To that end I retract my objections. I will say though, if I wanted to engage in a semi-realistic war game, my preference would be for real action markers rather than airsoft. Lower environmental impact for one thing, unless you use biodegradable bbs. I still don't think it is my cup of tea though.
That is one thing that does have me thinking though, paint ball is bio-degradable, and plastic bb's aren't, but maybe even that is better in a way than lead pellets from those shooting 12 bore, 20 bore, 410 over water and land which isn't under tight control when "Playing" (Clay shooting, Wild fowling, Practical SG for example) Unless they are now using steel pellets that is.
I saw a BFA (Blank Firing Adaptor) come off one of the SL Rifles and travel a good 25mtrs, luckily the lad who was firing at another Airman at the time wasn't a good shot and missed him, but it was after that when I went head to head...
Yes, people (usually servicemen) do get killed on training activities, but rarely from shooting blanks, they tend to use live ammunition on the camps near to where I am... And sometimes (rarely) they get it wrong and someone gets hurt.
More often they get injured or killed doing something very different to shooting at each other on the "Manoeuvres" transport and jumping out of planes for example.
I can certainly understand the POV of people looking in from the outside with Airsoft activities, but better they are out there doing something both physically and mentally challenging than sat around doing little.
I used the 9mm paintball in Denmark with their diemaco's, it was good fun. Live firing execises are the surest way to test you skills. Having watched room clearance with sim rifles, the drills were slick safe and steady.
Cost cutting isn't the problem, skill fade leads to trouble.
A bit like when Maggie Thatcher found out how good the Special Forces guys were after the Embassy siege...
And no, they don't use blanks or paintball ammo.
And a very potentially dangerous fast track to discovering lack of adequate training in others on the same range. Must be used with extreme caution, although I agree completely with what you are stating.
Airsofted for years, grown out of it now tbh, i moved onto bushcraft and didn't go back
basically airsoft is a mil-sim game of tag similar to paintball but sometimes crossed with tactical situations to add realism.
many people make many things out of it.
for me it was about a good day out with the guys, adrenaline and flashbangs, stories about assaults and wading through smoke to shoot up the opfor (opposing force)
some make it more about the kit and will go to extreme (i do mean extreme) lengths to get very expensive stuff to emulate the looks of whatever it is they're copying whether that be a german soldier, to vietnam soldier to modern soldier or computer games and films (seen a few guys as a USMC Marine from Aliens)
if you get the chance give airsoft a go, pop along to your local site with some friends and see what you think, although the weapons look real outside on the inside they resemble an electric car, same motors, gears and batteries used throughout.

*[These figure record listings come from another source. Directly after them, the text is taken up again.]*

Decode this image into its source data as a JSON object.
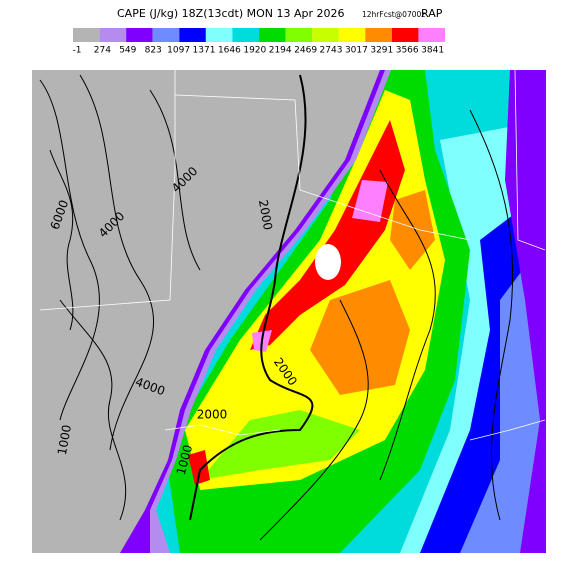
{
  "header": {
    "title": "CAPE (J/kg) 18Z(13cdt) MON 13 Apr 2026",
    "forecast": "12hrFcst@0700z",
    "model": "RAP"
  },
  "colorbar": {
    "colors": [
      "#b4b4b4",
      "#b48cf0",
      "#7f00ff",
      "#6e8cff",
      "#0000ff",
      "#80ffff",
      "#00dcdc",
      "#00dc00",
      "#80ff00",
      "#c8ff00",
      "#ffff00",
      "#ff8c00",
      "#ff0000",
      "#ff80ff"
    ],
    "labels": [
      "-1",
      "274",
      "549",
      "823",
      "1097",
      "1371",
      "1646",
      "1920",
      "2194",
      "2469",
      "2743",
      "3017",
      "3291",
      "3566",
      "3841"
    ]
  },
  "map": {
    "contour_labels": [
      "6000",
      "4000",
      "4000",
      "2000",
      "2000",
      "2000",
      "4000",
      "1000",
      "1000"
    ]
  }
}
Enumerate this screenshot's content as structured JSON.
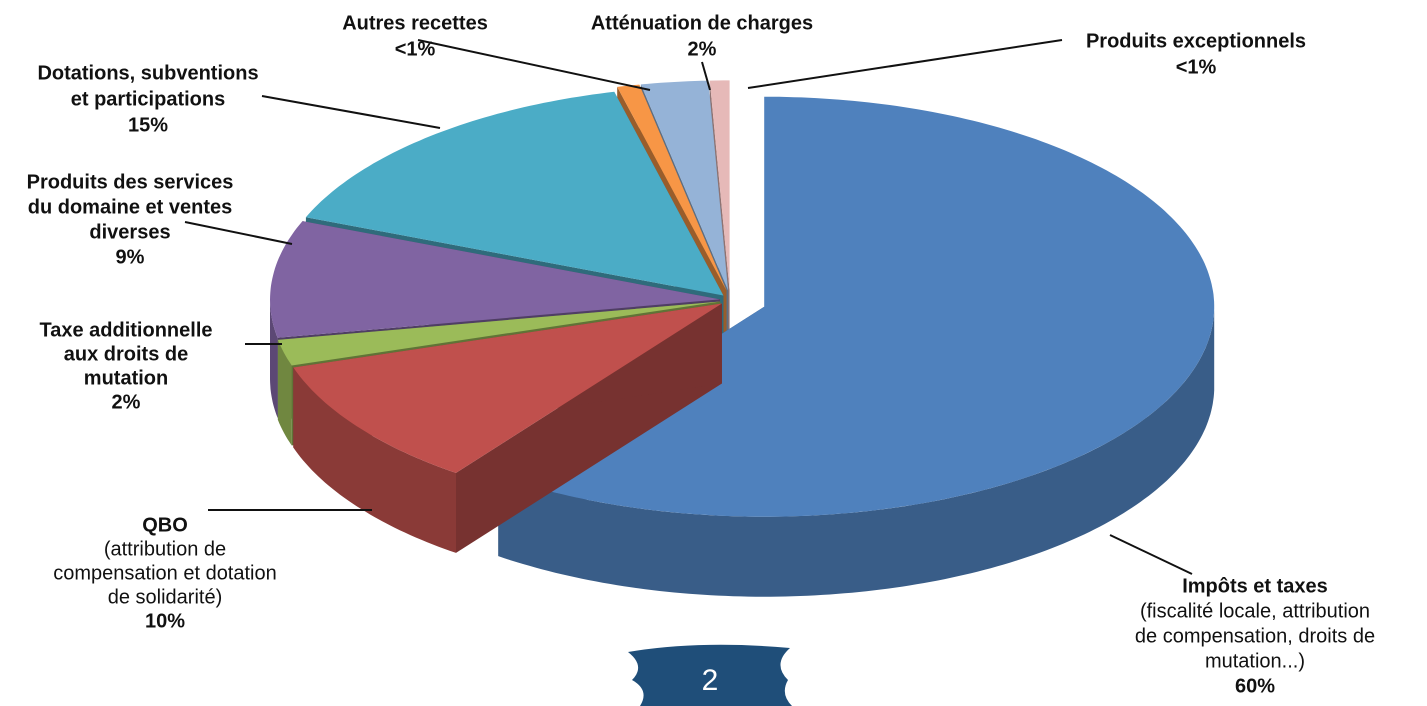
{
  "chart_data": {
    "type": "pie3d",
    "categories": [
      [
        "Impôts et taxes"
      ],
      [
        "QBO"
      ],
      [
        "Taxe additionnelle",
        "aux droits de",
        "mutation"
      ],
      [
        "Produits des services",
        "du domaine et ventes",
        "diverses"
      ],
      [
        "Dotations, subventions",
        "et participations"
      ],
      [
        "Autres recettes"
      ],
      [
        "Atténuation de charges"
      ],
      [
        "Produits exceptionnels"
      ]
    ],
    "details": [
      [
        "(fiscalité locale, attribution",
        "de compensation, droits de",
        "mutation...)"
      ],
      [
        "(attribution de",
        "compensation et dotation",
        "de solidarité)"
      ],
      [],
      [],
      [],
      [],
      [],
      []
    ],
    "values": [
      60,
      10,
      2,
      9,
      15,
      0.8,
      2.4,
      0.7
    ],
    "value_labels": [
      "60%",
      "10%",
      "2%",
      "9%",
      "15%",
      "<1%",
      "2%",
      "<1%"
    ],
    "colors": [
      "#4f81bd",
      "#c0504d",
      "#9bbb59",
      "#8064a2",
      "#4bacc6",
      "#f79646",
      "#95b3d7",
      "#e6b9b8"
    ],
    "page_number": "2"
  }
}
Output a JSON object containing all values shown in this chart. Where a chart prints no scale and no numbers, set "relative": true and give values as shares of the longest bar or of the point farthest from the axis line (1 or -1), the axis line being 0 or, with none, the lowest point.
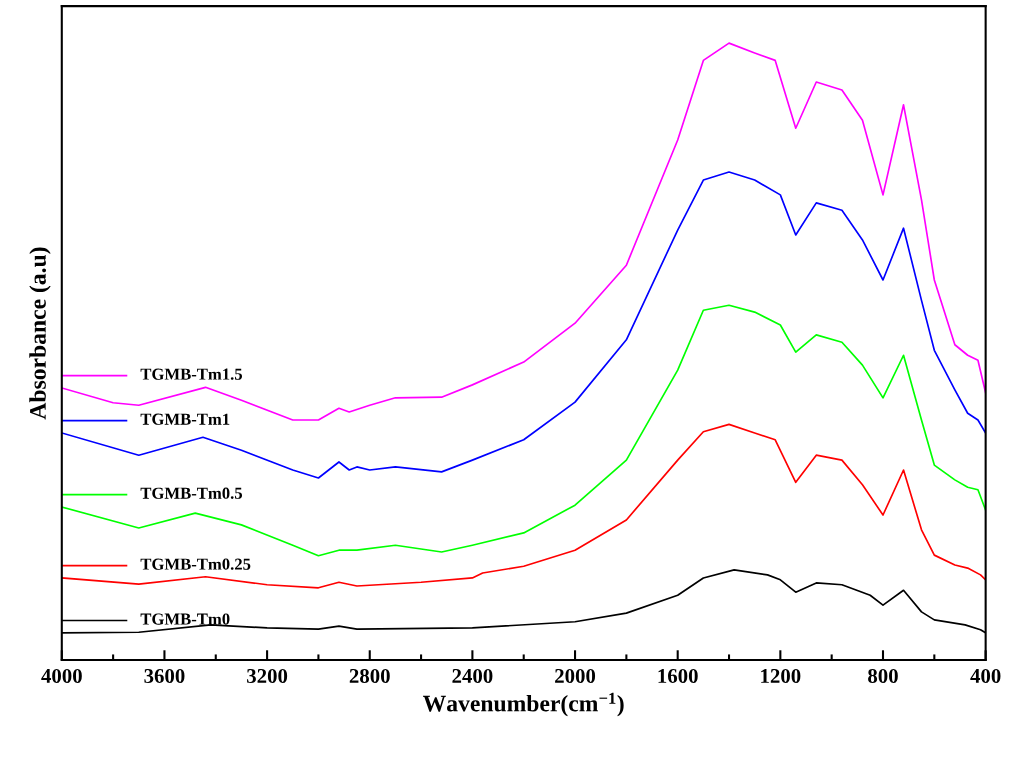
{
  "chart_data": {
    "type": "line",
    "xlabel": "Wavenumber(cm$^{−1}$)",
    "ylabel": "Absorbance (a.u)",
    "relative": true,
    "tick_labels": "x",
    "grid": false,
    "legend": "left",
    "marker": "none",
    "line_style": "solid",
    "xlim": [
      4000,
      400
    ],
    "xticks": [
      4000,
      {
        "value": 3800,
        "label": null
      },
      3600,
      {
        "value": 3400,
        "label": null
      },
      3200,
      {
        "value": 3000,
        "label": null
      },
      2800,
      {
        "value": 2600,
        "label": null
      },
      2400,
      {
        "value": 2200,
        "label": null
      },
      2000,
      {
        "value": 1800,
        "label": null
      },
      1600,
      {
        "value": 1400,
        "label": null
      },
      1200,
      {
        "value": 1000,
        "label": null
      },
      800,
      {
        "value": 600,
        "label": null
      },
      400
    ],
    "series": [
      {
        "name": "TGMB-Tm1.5",
        "color": "#ff00ff",
        "x": [
          4000,
          3800,
          3700,
          3440,
          3300,
          3100,
          3000,
          2920,
          2880,
          2800,
          2700,
          2520,
          2400,
          2200,
          2000,
          1800,
          1600,
          1500,
          1400,
          1300,
          1220,
          1140,
          1060,
          960,
          880,
          800,
          720,
          650,
          600,
          520,
          470,
          430,
          400
        ],
        "values": [
          0.441,
          0.417,
          0.413,
          0.442,
          0.421,
          0.389,
          0.389,
          0.408,
          0.402,
          0.413,
          0.425,
          0.426,
          0.446,
          0.483,
          0.546,
          0.64,
          0.843,
          0.972,
          1.0,
          0.984,
          0.972,
          0.862,
          0.937,
          0.924,
          0.875,
          0.754,
          0.9,
          0.746,
          0.616,
          0.511,
          0.494,
          0.486,
          0.433
        ]
      },
      {
        "name": "TGMB-Tm1",
        "color": "#0000ff",
        "x": [
          4000,
          3700,
          3450,
          3300,
          3100,
          3000,
          2920,
          2880,
          2850,
          2800,
          2700,
          2520,
          2400,
          2200,
          2000,
          1800,
          1600,
          1500,
          1400,
          1300,
          1200,
          1140,
          1060,
          960,
          880,
          800,
          720,
          650,
          600,
          520,
          470,
          430,
          400
        ],
        "values": [
          0.368,
          0.332,
          0.361,
          0.34,
          0.308,
          0.295,
          0.321,
          0.308,
          0.313,
          0.308,
          0.313,
          0.305,
          0.324,
          0.357,
          0.418,
          0.519,
          0.697,
          0.778,
          0.791,
          0.778,
          0.754,
          0.689,
          0.741,
          0.729,
          0.681,
          0.616,
          0.7,
          0.583,
          0.502,
          0.438,
          0.4,
          0.389,
          0.368
        ]
      },
      {
        "name": "TGMB-Tm0.5",
        "color": "#00ff00",
        "x": [
          4000,
          3700,
          3480,
          3300,
          3100,
          3000,
          2920,
          2850,
          2700,
          2520,
          2400,
          2200,
          2000,
          1800,
          1600,
          1500,
          1400,
          1300,
          1200,
          1140,
          1060,
          960,
          880,
          800,
          720,
          650,
          600,
          520,
          470,
          430,
          400
        ],
        "values": [
          0.248,
          0.214,
          0.238,
          0.219,
          0.186,
          0.169,
          0.178,
          0.178,
          0.186,
          0.175,
          0.186,
          0.206,
          0.251,
          0.324,
          0.47,
          0.567,
          0.575,
          0.564,
          0.543,
          0.499,
          0.527,
          0.515,
          0.478,
          0.425,
          0.494,
          0.389,
          0.316,
          0.292,
          0.28,
          0.276,
          0.243
        ]
      },
      {
        "name": "TGMB-Tm0.25",
        "color": "#ff0000",
        "x": [
          4000,
          3700,
          3440,
          3200,
          3000,
          2920,
          2850,
          2600,
          2400,
          2360,
          2200,
          2000,
          1800,
          1600,
          1500,
          1400,
          1300,
          1220,
          1140,
          1060,
          960,
          880,
          800,
          720,
          650,
          600,
          520,
          470,
          420,
          400
        ],
        "values": [
          0.133,
          0.123,
          0.135,
          0.122,
          0.117,
          0.126,
          0.12,
          0.126,
          0.133,
          0.141,
          0.152,
          0.178,
          0.227,
          0.324,
          0.37,
          0.382,
          0.368,
          0.357,
          0.288,
          0.332,
          0.324,
          0.284,
          0.235,
          0.308,
          0.211,
          0.17,
          0.154,
          0.149,
          0.138,
          0.13
        ]
      },
      {
        "name": "TGMB-Tm0",
        "color": "#000000",
        "x": [
          4000,
          3700,
          3420,
          3200,
          3000,
          2920,
          2850,
          2400,
          2000,
          1800,
          1600,
          1500,
          1380,
          1250,
          1200,
          1140,
          1060,
          960,
          850,
          800,
          720,
          650,
          600,
          480,
          420,
          400
        ],
        "values": [
          0.044,
          0.045,
          0.057,
          0.052,
          0.05,
          0.055,
          0.05,
          0.052,
          0.062,
          0.076,
          0.105,
          0.133,
          0.146,
          0.138,
          0.13,
          0.11,
          0.125,
          0.122,
          0.105,
          0.089,
          0.113,
          0.078,
          0.065,
          0.057,
          0.049,
          0.044
        ]
      }
    ]
  }
}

however due to their realism they are legally restricted, the law currently states that even if you have a class 1 firearms licence you cannot legally own an airsoft gun or "replica imitation firearm" as they're known. UK law, nuff said. with the exception of clear plastic or 50% painted bright colours to show it is in fact fake.
i could go into detail but it'd be good bedtime material, suffice to say its long winded.